Again the goal is to maximize the log likelihood of the data:

\begin{equation}
p(X|\theta) = \sum_{Z} p(X, Z|\theta)
\end{equation}

Assuming $z$ is a discrete latent variable. This is valid for continuous latent variables with replacement of the summation with an integral. 

Suppose that direct optimization of $p(X|\theta)$ is difficult but that optimization of the complete-data likelihood $p(X, Z|\theta)$ is much easier. Introducing a distribution $q(Z)$ over the latent variables, the log likelihood can be decomposed into:

\begin{equation}
\ln p(X|\theta) = \mathcal{L}(q, \theta) + KL(q||p)
\end{equation}

where 

\begin{equation}
\mathcal{L}(q, \theta) = \sum_{Z} q(Z) \ln \left( \frac{p(X, Z|\theta)}{q(Z)} \right)
\end{equation}

and 

\begin{equation}
KL(q||p) = - \sum_{Z} q(Z) \ln \left( \frac{p(Z|X, \theta)}{q(Z)} \right)
\end{equation}

is the Kullback-Leibler divergence between the variational distribution $q(Z)$ and the posterior of the latent variables $p(Z|X, \theta)$. 

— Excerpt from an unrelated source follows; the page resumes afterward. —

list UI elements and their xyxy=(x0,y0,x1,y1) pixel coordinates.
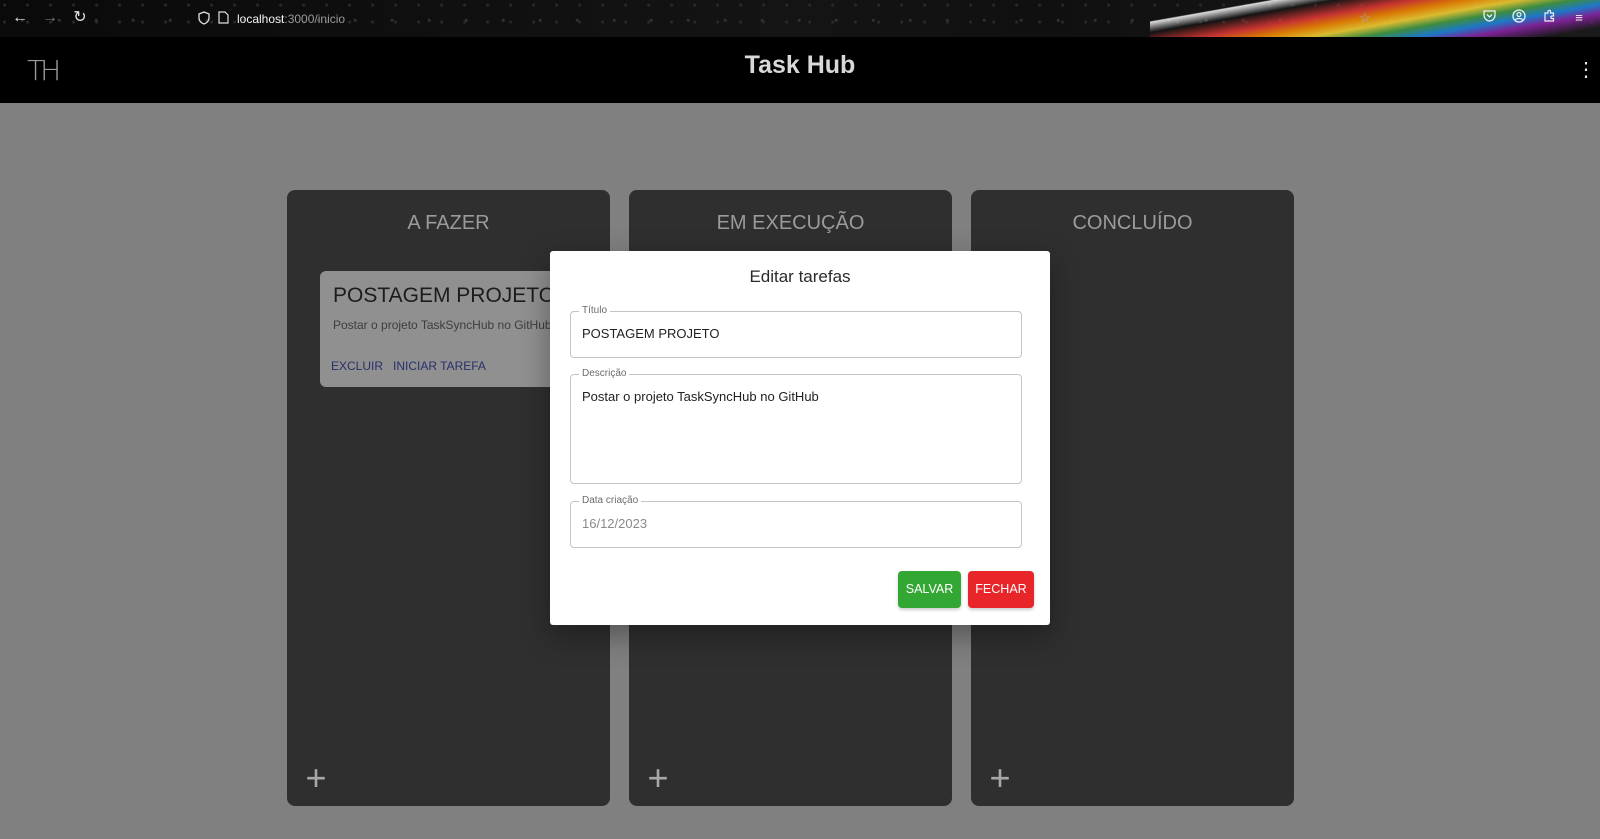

To verify this decompositon, the product rule gives:

\begin{equation}
p(X, Z|\theta) = p(Z|X, \theta) p(X|\theta)
\end{equation}

and so 

\begin {equation}
\ln p(X, Z|\theta) = \ln p(Z|X, \theta) + \ln p(X|\theta)
\end{equation}

Substituting this into the expression for $\mathcal{L}(q, \theta)$ and noting that $\sum_{Z} q(Z) = 1$ verifies the decomposition. 

Recall the the KL divergence satisifies $KL(q||p) \geq 0$ with $KL(q||p) = 0$ if and only if $q(Z) = p(Z|X, \theta)$. It follows then that $\mathcal{L}(q, \theta) \leq \ln p(X|\theta)$ so that $\mathcal{L}(q, \theta)$ provides a lower bound to the log likelihood.

![ELBO](./figures/ELBO.png)

This decompostion can be used to derive the EM algorithm and verify that it does maximize the log likelihood. The current value of the parameter vector is $\theta^{old}$. In the E-step, the lower bound is maximized with respect to $q(Z)$ while holding $\theta^{old}$ fixed. As $\ln p(X| \theta^{old})$ does not depend on $q(Z)$, the largest value of $\mathcal{L}(q, \theta^{old})$ is obtained when $KL(q||p) = 0$, which occurs when $q(Z) = p(Z|X, \theta^{old})$. In this case, the lower bound will equal the log likelihood. 

In the M-step, the distribution $q(Z)$ is held fixed and the lower bound is maximized with respect to $theta$ to provide some new parameter values $\theta^{new}$. This will cause the lower bound to increase, unless it is already at a maximum.